Direct methanol fuel cell (DMFC) is fueled with liquid methanol coupled with air to produce power at reasonably lower operational conditions while resulting in by-products of carbon dioxide and water, which is more environmentally friendly. Due to the complexity associated with the performance of direct methanol fuel cell, the application of artificial neural network (ANN) can significantly predict the characteristic performance of the cells.
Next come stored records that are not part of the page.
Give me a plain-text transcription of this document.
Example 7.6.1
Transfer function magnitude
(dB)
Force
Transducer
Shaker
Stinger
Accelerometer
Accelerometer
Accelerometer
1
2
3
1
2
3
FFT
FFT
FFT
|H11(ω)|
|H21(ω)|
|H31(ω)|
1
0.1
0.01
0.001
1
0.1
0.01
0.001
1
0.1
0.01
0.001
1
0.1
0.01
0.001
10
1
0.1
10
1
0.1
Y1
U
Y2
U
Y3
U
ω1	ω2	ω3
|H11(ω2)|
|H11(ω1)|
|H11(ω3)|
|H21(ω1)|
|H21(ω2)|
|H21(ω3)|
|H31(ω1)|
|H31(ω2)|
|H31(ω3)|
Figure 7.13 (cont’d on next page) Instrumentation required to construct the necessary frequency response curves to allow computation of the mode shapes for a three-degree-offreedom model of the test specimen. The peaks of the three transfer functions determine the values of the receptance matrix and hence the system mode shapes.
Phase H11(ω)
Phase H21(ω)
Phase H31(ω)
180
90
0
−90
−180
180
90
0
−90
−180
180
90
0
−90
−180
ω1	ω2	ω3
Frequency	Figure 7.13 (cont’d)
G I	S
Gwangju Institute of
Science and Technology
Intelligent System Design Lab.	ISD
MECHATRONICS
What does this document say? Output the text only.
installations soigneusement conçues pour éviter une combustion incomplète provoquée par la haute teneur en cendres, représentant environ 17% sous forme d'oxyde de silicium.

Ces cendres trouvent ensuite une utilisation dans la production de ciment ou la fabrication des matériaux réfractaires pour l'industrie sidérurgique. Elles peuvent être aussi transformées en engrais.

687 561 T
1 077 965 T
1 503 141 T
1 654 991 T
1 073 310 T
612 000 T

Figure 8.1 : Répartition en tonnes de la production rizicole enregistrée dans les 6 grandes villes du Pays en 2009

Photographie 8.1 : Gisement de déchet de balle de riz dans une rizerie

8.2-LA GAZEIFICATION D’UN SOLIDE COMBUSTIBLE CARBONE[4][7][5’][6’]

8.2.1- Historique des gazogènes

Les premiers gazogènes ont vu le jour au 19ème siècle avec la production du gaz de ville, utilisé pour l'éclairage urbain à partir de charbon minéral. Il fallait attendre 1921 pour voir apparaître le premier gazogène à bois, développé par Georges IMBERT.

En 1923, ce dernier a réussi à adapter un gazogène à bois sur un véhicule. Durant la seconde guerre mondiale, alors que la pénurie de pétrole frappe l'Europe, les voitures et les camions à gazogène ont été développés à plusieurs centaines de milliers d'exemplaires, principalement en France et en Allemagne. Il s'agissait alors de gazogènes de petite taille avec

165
Nevertheless, limited studies have delved into the exploration of artificial neural network in the prediction of the transient characteristics of direct methanol fuel cells. The current study however presents a detailed investigation into the prediction of the dynamic thermal characteristics of a direct methanol fuel cell stack subjected to varying operational environment. Parameters considered in the study as input include methanol concentration, anode as well as cathode inlet flow rates, coupled with current. Outcomes for the artificial neural network models for three varying learning algorithms were ascertained for anode and cathode temperatures, which were forecasted closely by models with higher number of hidden neurons. Such models have coefficients of determination of 0.95 or more and mean square error less than 0.04. Thus, the outcome of the study presents prospects for artificial neural network methods as optimum control approach in direct methanol fuel cell development.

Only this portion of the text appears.